Seit dem letzten Herbst unterrichte ich hier im Stadtteilzentrum Steglitz e.V. Flüchtlinge in Deutsch. Bis dahin hatte ich noch keinen Kontakt zu Menschen aus dem arabischen oder ostafrikanischen Kulturraum, aber als ich die Bilder der Flüchtlinge sah und zugleich die vielen ablehnenden und skeptischen Stimmen hörte, wollte ich dem etwas entgegensetzen. Ich bin froh in einem Land zu leben, in dem das Grundgesetz gilt, auch mit dem Recht auf Asyl. Ich fand es richtig, im letzten Jahr Menschen in Not in Deutschland aufzunehmen, ethisch statt politisch kalkulierend zu handeln und ich fühlte  mich mit verantwortlich.

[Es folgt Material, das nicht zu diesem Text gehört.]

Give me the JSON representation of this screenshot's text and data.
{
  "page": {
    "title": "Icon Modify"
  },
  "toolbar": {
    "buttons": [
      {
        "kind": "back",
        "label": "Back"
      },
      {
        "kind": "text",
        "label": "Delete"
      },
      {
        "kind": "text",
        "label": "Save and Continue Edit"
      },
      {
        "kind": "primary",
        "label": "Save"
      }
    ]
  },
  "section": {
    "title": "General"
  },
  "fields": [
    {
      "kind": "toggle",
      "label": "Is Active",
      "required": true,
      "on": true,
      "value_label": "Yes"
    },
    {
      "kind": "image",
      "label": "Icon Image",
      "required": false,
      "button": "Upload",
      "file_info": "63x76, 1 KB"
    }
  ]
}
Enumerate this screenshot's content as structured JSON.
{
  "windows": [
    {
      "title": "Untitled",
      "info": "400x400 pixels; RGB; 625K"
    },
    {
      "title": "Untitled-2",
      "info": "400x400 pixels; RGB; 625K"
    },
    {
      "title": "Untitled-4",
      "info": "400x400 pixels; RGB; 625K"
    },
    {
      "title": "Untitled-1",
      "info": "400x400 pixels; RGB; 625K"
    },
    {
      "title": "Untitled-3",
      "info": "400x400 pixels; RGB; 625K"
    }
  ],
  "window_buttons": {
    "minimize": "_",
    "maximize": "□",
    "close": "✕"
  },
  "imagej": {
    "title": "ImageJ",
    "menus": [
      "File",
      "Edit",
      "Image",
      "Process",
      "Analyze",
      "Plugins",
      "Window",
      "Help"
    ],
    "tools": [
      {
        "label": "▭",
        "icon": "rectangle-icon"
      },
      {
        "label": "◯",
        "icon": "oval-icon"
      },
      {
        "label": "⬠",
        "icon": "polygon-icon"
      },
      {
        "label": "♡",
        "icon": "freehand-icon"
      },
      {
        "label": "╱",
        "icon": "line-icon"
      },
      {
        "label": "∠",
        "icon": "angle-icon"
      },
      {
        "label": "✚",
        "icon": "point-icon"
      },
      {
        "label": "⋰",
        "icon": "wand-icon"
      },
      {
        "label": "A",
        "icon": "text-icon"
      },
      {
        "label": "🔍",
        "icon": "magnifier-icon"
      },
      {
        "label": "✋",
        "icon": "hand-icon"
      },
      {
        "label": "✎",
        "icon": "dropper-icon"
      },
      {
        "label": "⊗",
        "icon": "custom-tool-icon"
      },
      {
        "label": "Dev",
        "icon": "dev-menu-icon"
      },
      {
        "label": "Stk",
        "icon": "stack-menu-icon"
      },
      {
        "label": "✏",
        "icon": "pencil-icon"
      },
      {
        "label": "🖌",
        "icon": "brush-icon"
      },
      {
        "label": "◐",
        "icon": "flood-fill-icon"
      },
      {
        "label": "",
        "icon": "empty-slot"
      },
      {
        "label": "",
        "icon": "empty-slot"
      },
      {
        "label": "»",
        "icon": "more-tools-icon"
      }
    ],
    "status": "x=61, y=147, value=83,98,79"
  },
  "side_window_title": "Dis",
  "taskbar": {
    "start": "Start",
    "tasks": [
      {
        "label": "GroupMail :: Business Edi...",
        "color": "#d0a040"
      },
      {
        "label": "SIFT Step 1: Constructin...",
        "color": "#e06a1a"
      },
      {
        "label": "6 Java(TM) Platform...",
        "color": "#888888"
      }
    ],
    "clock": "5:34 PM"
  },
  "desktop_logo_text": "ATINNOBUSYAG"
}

So habe ich mit einem Alphabetisierungskurs für Männer begonnen, zunächst mit durchaus gemischten Gefühlen. Wie würden die vor allem islamischen Männer sich bei einer Lehrerin verhalten? Würden sie mich respektieren? – Aber diese Bedenken waren unnötig, alle waren sehr höflich und es gab nie ein Akzeptanzproblem. Allerdings dauerte es lange, bis sie sich an Pünktlichkeit und Verbindlichkeit gewöhnten. Sie kamen oft zu spät oder zwischendurch auch gar nicht, ohne Bescheid zu sagen. Das ist in Syrien und Eritrea ein normales, akzeptiertes Verhalten, doch es hat meinen Unterricht gestört und mich sehr geärgert.

Ein besonderes Erlebnis dieser ersten Monate war für mich, als Hidru, ein junger Mann aus Eritrea, seinen ersten Satz las. Er hatte noch nie eine Schule besucht. Wochenlang haben wir die einzelnen Buchstaben und Silben geübt. Es fiel ihm nicht leicht, doch plötzlich war der Knoten geplatzt. Wir sahen uns an und lachten lange zusammen. Ich war von seiner Freude tief berührt. Hidru kam bald darauf in eine andere Unterkunft – doch seinen Blick und sein Lachen nach dem ersten Satz werde ich nicht vergessen.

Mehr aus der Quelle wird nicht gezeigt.